The Memory of History
Motivated by research and enquiry, Andrew’s works often have a particular focus on memory, both individual and collective, and the way objects are infused with their own stories. Working closely with museum collections and archives, Andrew investigates the history of objects – which can often be contradictory and controversial – laying them bare for the world to see and asking audiences to rethink accepted ideas and learned inaccuracies. An avid collector, Andrew has amassed a personal compendium of cultural objects, print articles, photographs, postcards and other items that make up the raw material he draws on to create installations and assemblages that aim to throw light on the darkest, most obscure aspects of history.
Andrew was a participating artist in the Biennale of Sydney in both 2010 and 2018. For the 17th Biennale in 2010, he presented a work entitled Jumping Castle War Memorial (2010), which playfully transformed a civic monument into an op-art fairground attraction.
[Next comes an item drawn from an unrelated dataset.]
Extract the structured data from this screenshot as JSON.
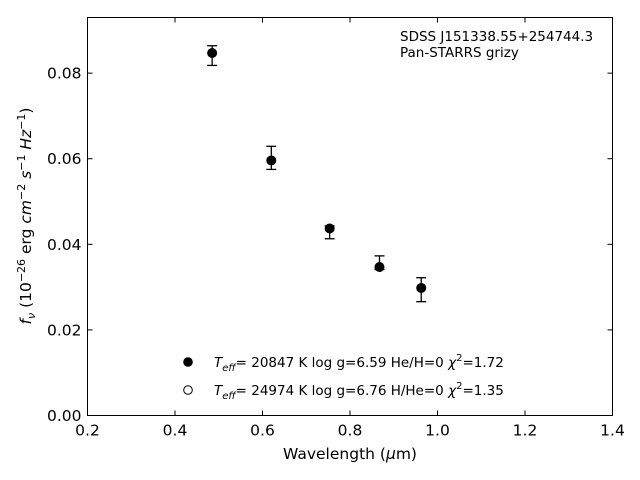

For the 21st Biennale, held earlier this year, Andrew presented a multimedia installation work called What’s Left Behind (2018) at the Museum of Contemporary Art Australia.
What’s Left Behind comprised five sculptural vitrines that represent the elements of water, air, fire, earth and metal. Andrew invited four artists to contribute to the installation, asking each person to reflect on the idea of memory and that which is present yet also absent, and the way objects can have transferable and alternate realities and meanings, imbued with their own or substitute histories and stories. The contributing artists, Rushdi Anwar, Shiraz Bayjoo, Mayun Kiki and Vered Snear, placed a combination of artworks and objects selected from the extensive collection of the Museum of Applied Arts and Sciences, Sydney, within each of Andrew’s sculptural vitrines. Each sculpture represented an individual archive that was part of the collective installation, and addressed the complex relationship between objects and the meanings that are attributed to them.
His distinguished 25-year career was recently recognised with a large-scale, immersive exhibition, “The Right to Offend is Sacred” at the National Gallery of Victoria, Australia. In 2017, Brook Andrew was awarded the prestigious Smithsonian Artist Research Fellowship (SARF) and he is presently concluding an ambitious, three-year-long Australian Research Council grant, “Representation, Remembrance and the Memorial”. This project responds to calls for a national memorial to Aboriginal loss during the Frontier Wars, a series of conflicts between Indigenous Australians and European settlers from 1788 to the 1930s.
Andrew’s appointment puts the artist at the epicentre of the Biennale of Sydney’s next edition. As Kate Mills, Chairman of the Biennale of Sydney, said,
The artist is at the centre of our work at the Biennale of Sydney. We are therefore delighted to announce the appointment of one of Australia’s most distinguished artists, Brook Andrew, as Artistic Director of the 22nd Biennale of Sydney. He has consistently modelled national and global collaboration and the sharing of knowledge in both his artistic and exhibition-making practice.
The Biennale of Sydney offers an exciting geographical perspective for debate, controversy and cutting-edge discussions. As we collectively face an increasingly complex future, we are proud to celebrate the substantive, transformative creative practice of Brook Andrew as he imagines alternative visions for the future.